The first eight bars of Ralphs’ verse rhythm figure consist of four passes of bar 2 from Ex. 1 (minus the opening tie), each of which is injected with a bar of shuffled eighth-notes that alternate between the F5 and F6 IV-chords in Ex. 2a for one beat apiece. The second half of the verse is a four-bar pre-chorus figure that utilizes the four chord shapes shown in Ex. 2b as follows: G and G6 played as shuffle eighths for one beat each during bars 1 and 2; a full measure of Bb in bar 3; two sustained beats of F followed by two accented staccato quarter-note hits on Eb in bar 4.
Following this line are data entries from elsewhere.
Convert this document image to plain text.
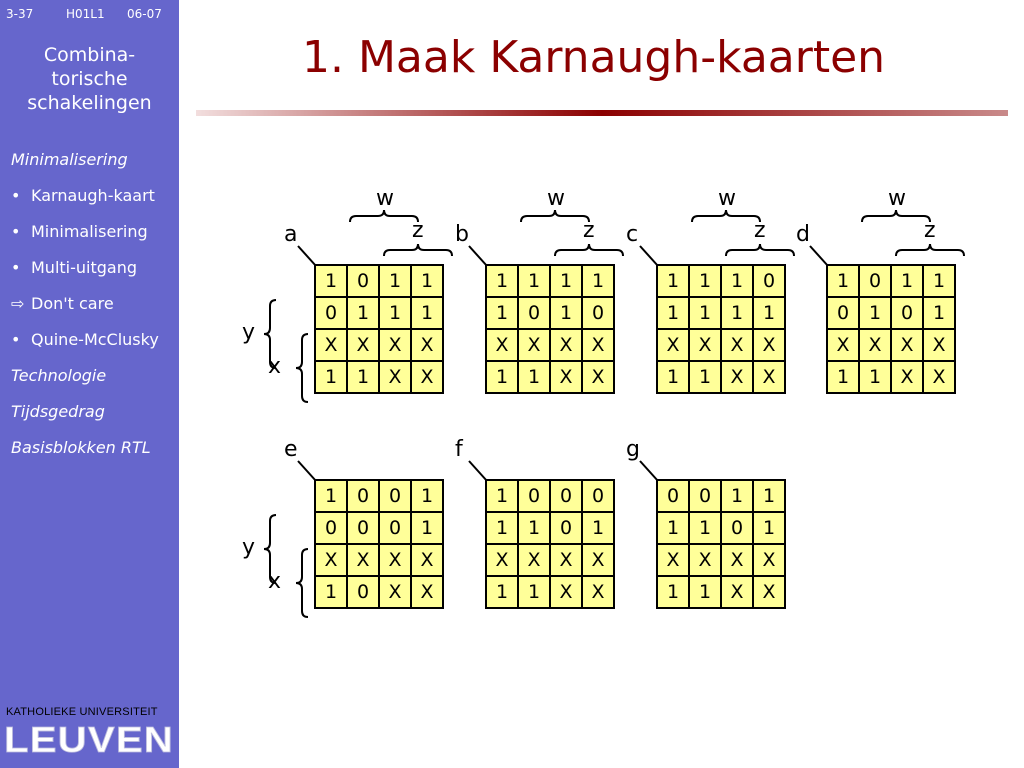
3-37	H01L1 06-07
Combina-
torische
schakelingen
Minimalisering
• Karnaugh-kaart
• Minimalisering
• Multi-uitgang
⇨ Don't care
• Quine-McClusky
Technologie
Tijdsgedrag
Basisblokken RTL
KATHOLIEKE UNIVERSITEIT
LEUVEN
1. Maak Karnaugh-kaarten
1	0	1	1
0	1	1	1
X	X	X	X
1	1	X	X
a
w
z
y
x
1	1	1	1
1	0	1	0
X	X	X	X
1	1	X	X
b
w
z
1	1	1	0
1	1	1	1
X	X	X	X
1	1	X	X
c
w
z
1	0	1	1
0	1	0	1
X	X	X	X
1	1	X	X
d
w
z
1	0	0	1
0	0	0	1
X	X	X	X
1	0	X	X
e
y
x
1	0	0	0
1	1	0	1
X	X	X	X
1	1	X	X
f
0	0	1	1
1	1	0	1
X	X	X	X
1	1	X	X
g
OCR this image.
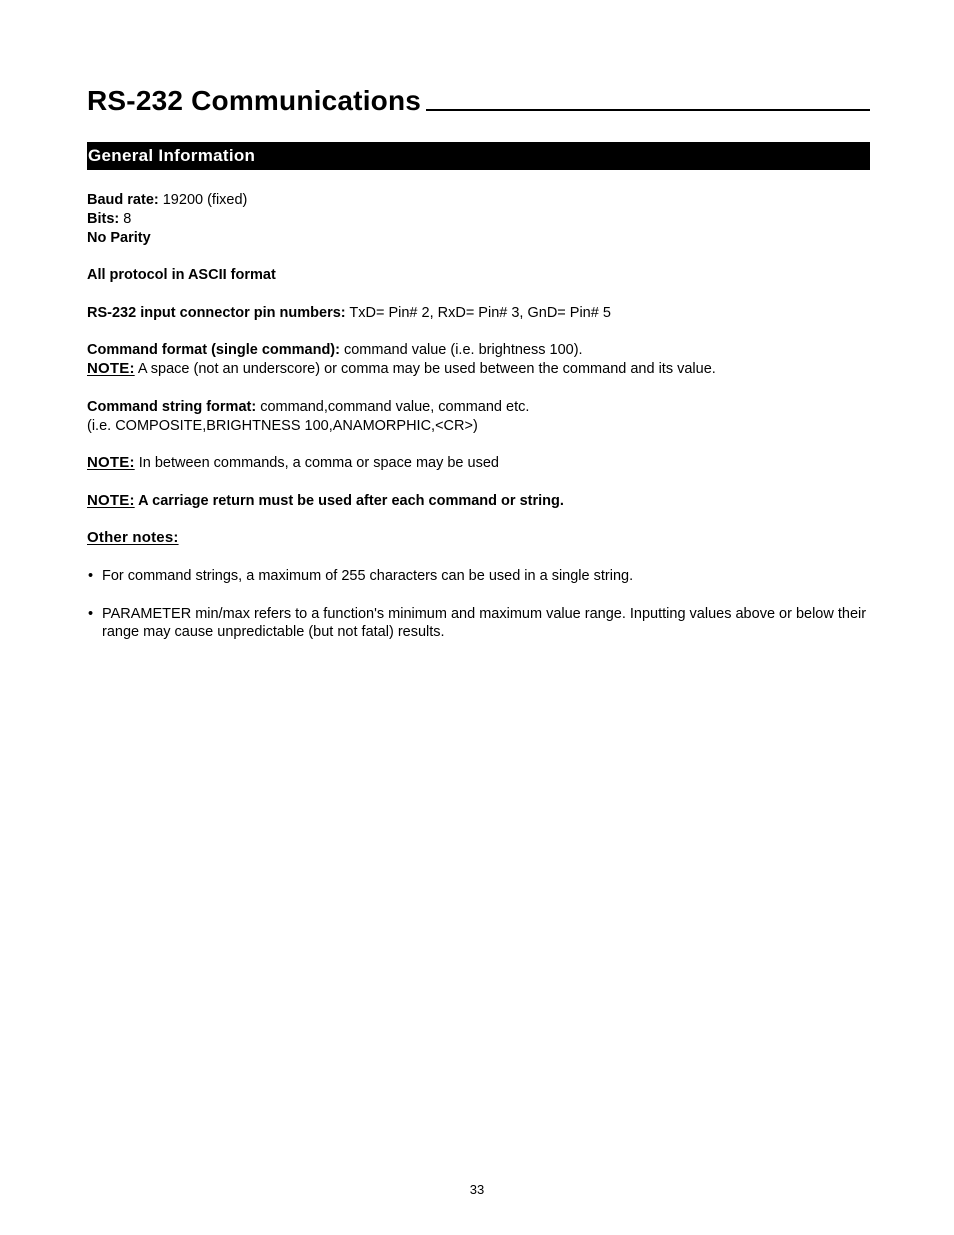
RS-232 Communications
General Information
Baud rate: 19200 (fixed)
Bits: 8
No Parity
All protocol in ASCII format
RS-232 input connector pin numbers: TxD= Pin# 2, RxD= Pin# 3, GnD= Pin# 5
Command format (single command): command value (i.e. brightness 100).
NOTE: A space (not an underscore) or comma may be used between the command and its value.
Command string format: command,command value, command etc.
(i.e. COMPOSITE,BRIGHTNESS 100,ANAMORPHIC,<CR>)
NOTE: In between commands, a comma or space may be used
NOTE: A carriage return must be used after each command or string.
Other notes:
• For command strings, a maximum of 255 characters can be used in a single string.
• PARAMETER min/max refers to a function's minimum and maximum value range. Inputting values above or below their range may cause unpredictable (but not fatal) results.
33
This transitions to the eight-bar chorus, where Ralphs employs the C5-to- C6, I-chord moves illustrated in Ex. 3a (either as written or 12 frets higher), again played as shuffle eighths for one beat each during bar 1, followed by a bar of the same rhythm applied to Ex. 2a’s F5-to-F6 IV-chords. Repeat this two-bar figure three times to cover the first six measures, and then tack on the chords in Ex. 3b for two bars as follows: Play G as a dotted-quarter-note in bar 1, play C/G on the and of beats two and three, play G again on the and of beat four and sustain it for four beats throughout bar 2 before returning to the intro

Of course, committing to this tuning for live performances of the song meant that Ralphs also had to play his half of the harmonized solo on super-taut strings, and avoid the slackened first string. (Paul Rodgers covered the other half of the harmony in standard tuning.) Not unlike Keith Richards’ open-G, this tuning can be addictive when it comes to creating powerful rhythm figures. Use it at your own risk!